As soon as I got through the Erez Crossing, I could feel that Gaza was at a boiling point. Northern Gaza had been turned into an armed camp totally controlled by Hamas. The Palestinian National Guards who normally check people at the border were standing at the side of the road, too frightened to move. The streets were empty. It was as though war had been declared.
When I got home, my brother Atta explained how close this war had come to our home. Our nephew, Nasser’s son, had been shot in the knees and ankles; his father had not been too sick to come to the border for me—he was too distraught. My nephew was an officer with the National Guard of the Palestinian Authority and he’d been shot by Hamas gunmen in an act of revenge, presumably for taking the side of Fatah. There were many young men between the ages of twenty-two and twenty-four in northern Gaza who were wounded and bleeding. Nasser hoped I could help, but I couldn’t even get to most of them at first. The Palestinian Authority’s security bases had been taken over by Hamas, and for one awful week, from June 13 to June 20, there was full-out civil war. By the time it was over, Hamas had routed the Fatah forces and taken control of the Gaza Strip.
We stayed inside for the duration—no one dared to go out on the street.

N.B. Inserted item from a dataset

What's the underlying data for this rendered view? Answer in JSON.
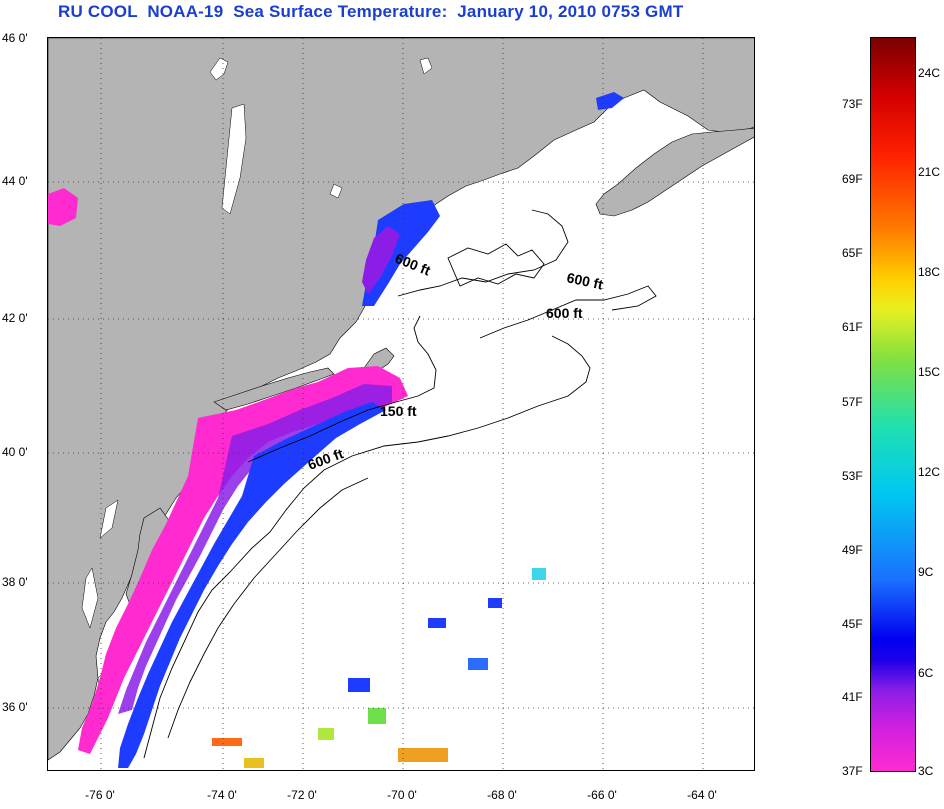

When we needed food, we plotted a course to the market, ventured out, then scurried home again. There was gunfire all around, shooting on every street. With civil war you never know who the enemy really is. I’d spent the last year in Afghanistan seeing the same confusion of tribal, political and ideological warfare. And here in my own Gaza, I wasn’t sure who was fighting against whom. When the street-to-street fighting lessened, I arranged for some of the severely wounded, including my nephew, to be transferred to Soroka hospital. My nephew was in the hospital for two months. They saved his legs, but he still walks with a severe limp. I was heartbroken with the turn of events in Gaza. How could we heal this new wound and cope with the resulting scar? The Israelis were the enemy, but now we’d become enemies inside our own house too.